The festival includes an apple pancake breakfast, apple-pie-baking and -eating contests, a 5K race, a car show, and more than 300 craft and vendor booths.

===Wenatchee, Washington===
Washington State Apple Blossom Festival attracts over 100,000 people a year in Wenatchee the self-proclaimed "Apple Capital of the World." It is the oldest major festival in the state of Washington. The Festival was born in 1919,

===Cedaredge, Colorado===
Music including folk, gospel, blues, country, rock, bluegrass and more as well as displays from local, regional and national artists begins daily during the festival at 10 am.

===La Crescent, Minnesota===
The La Crescent Apple Festival is a four-day festival celebrated the third weekend of September. The Apple Festival was founded in September 1949 with the purpose of promoting La Crescent and its apple industry. The first Apple Festival was a huge success, drawing a crowd of nearly 20,000 people, and the festival has grown in size and quality every year. All profits made from the festivals are given back to the community for various projects.

=== Nappanee, Indiana ===
The Nappanee Apple Festival in Nappanee, Indiana, begins on the 3rd weekend (including Thursday) of September of each year, continuing through the rest of the weekend, with preparations and road closures beginning Wednesday or Thursday.
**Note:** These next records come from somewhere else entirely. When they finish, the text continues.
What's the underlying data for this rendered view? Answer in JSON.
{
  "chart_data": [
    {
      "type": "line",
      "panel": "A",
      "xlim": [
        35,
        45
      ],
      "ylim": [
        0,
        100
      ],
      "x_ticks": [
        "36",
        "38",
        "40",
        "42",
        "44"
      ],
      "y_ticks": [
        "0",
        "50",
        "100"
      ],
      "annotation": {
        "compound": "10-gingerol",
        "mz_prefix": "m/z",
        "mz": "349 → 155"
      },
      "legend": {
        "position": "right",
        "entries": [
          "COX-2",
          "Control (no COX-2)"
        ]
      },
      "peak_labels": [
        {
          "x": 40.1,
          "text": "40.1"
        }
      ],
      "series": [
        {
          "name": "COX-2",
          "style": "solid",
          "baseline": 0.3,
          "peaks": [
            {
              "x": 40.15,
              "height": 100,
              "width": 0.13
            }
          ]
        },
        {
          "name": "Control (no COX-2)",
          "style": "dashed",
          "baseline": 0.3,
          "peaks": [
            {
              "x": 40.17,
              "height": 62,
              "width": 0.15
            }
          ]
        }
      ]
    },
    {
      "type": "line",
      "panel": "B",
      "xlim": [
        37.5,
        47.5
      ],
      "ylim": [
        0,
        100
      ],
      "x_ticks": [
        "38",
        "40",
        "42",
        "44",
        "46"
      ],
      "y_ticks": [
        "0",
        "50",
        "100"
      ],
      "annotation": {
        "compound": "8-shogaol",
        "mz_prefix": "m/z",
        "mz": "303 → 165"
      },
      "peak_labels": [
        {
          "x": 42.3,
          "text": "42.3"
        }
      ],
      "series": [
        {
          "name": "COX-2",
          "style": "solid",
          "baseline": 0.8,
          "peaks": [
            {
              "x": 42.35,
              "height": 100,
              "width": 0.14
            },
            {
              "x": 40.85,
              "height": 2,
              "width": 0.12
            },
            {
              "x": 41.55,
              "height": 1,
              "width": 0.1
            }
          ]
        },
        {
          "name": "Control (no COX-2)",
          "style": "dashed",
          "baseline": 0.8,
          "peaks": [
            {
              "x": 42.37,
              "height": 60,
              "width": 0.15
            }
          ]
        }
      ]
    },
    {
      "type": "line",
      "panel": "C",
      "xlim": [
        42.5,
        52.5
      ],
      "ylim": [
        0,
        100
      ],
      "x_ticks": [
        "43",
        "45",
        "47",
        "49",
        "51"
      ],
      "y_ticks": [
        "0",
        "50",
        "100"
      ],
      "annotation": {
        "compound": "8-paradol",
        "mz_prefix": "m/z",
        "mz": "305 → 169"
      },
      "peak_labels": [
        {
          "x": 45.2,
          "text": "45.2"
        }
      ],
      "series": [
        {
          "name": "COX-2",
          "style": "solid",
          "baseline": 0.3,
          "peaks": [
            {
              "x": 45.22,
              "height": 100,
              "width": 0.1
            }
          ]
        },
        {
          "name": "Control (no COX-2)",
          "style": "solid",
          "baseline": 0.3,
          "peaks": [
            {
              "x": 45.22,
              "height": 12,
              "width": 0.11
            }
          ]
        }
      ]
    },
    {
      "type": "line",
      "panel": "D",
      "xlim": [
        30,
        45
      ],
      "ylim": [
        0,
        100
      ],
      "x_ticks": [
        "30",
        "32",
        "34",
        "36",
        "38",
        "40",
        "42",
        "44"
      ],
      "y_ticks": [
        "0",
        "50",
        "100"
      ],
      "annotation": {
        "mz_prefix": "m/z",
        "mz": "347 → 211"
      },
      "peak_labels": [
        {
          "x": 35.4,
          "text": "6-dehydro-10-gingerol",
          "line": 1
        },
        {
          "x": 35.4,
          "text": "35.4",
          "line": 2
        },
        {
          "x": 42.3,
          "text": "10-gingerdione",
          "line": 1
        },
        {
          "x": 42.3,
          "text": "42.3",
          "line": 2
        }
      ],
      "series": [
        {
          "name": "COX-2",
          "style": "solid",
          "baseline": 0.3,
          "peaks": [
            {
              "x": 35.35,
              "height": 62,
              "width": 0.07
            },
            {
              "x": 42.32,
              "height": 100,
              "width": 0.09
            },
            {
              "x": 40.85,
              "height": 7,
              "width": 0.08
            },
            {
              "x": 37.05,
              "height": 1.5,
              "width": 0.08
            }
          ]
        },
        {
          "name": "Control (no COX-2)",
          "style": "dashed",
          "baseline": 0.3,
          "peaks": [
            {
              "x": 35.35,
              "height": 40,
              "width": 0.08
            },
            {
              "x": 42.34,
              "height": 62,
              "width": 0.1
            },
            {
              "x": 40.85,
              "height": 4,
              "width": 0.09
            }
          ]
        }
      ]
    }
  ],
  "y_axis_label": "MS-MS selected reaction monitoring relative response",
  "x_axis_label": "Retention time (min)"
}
It is held on South Main Street (IN-19), West Lincoln Street, and sometimes a small portion of East Lincoln Street, as well as a small part of the Northwest portion of downtown. Located along West Lincoln Street, there is an entertainment tent with performances from bands, comedians, etc, as well as concessions and shops. Along South Main Street, there are rides and attractions from North Atlantic Midway Entertainment. Also, under the pavilion on West Market Street (US-6), there are various activities like shops or a stage. Other activities include a parade with a military flyover, a corn hole tournament, a record 7-foot-long pie, "Wings and Wheels" at Nappanee Municipal Airport, and more. They usually close the rides and attractions at 9pm on Thursday, 10pm on Friday and Saturday, and 5pm on Sunday, to make time for clean-up.

==Other Applefests==
Other Applefests include the Tenbury Wells Applefest, held each year in October in Tenbury Wells in England, as well as others held in Clarksville, Missouri, Northborough, Massachusetts, Owensboro, Kentucky, Ellendale, North Dakota, and Ithaca, New York.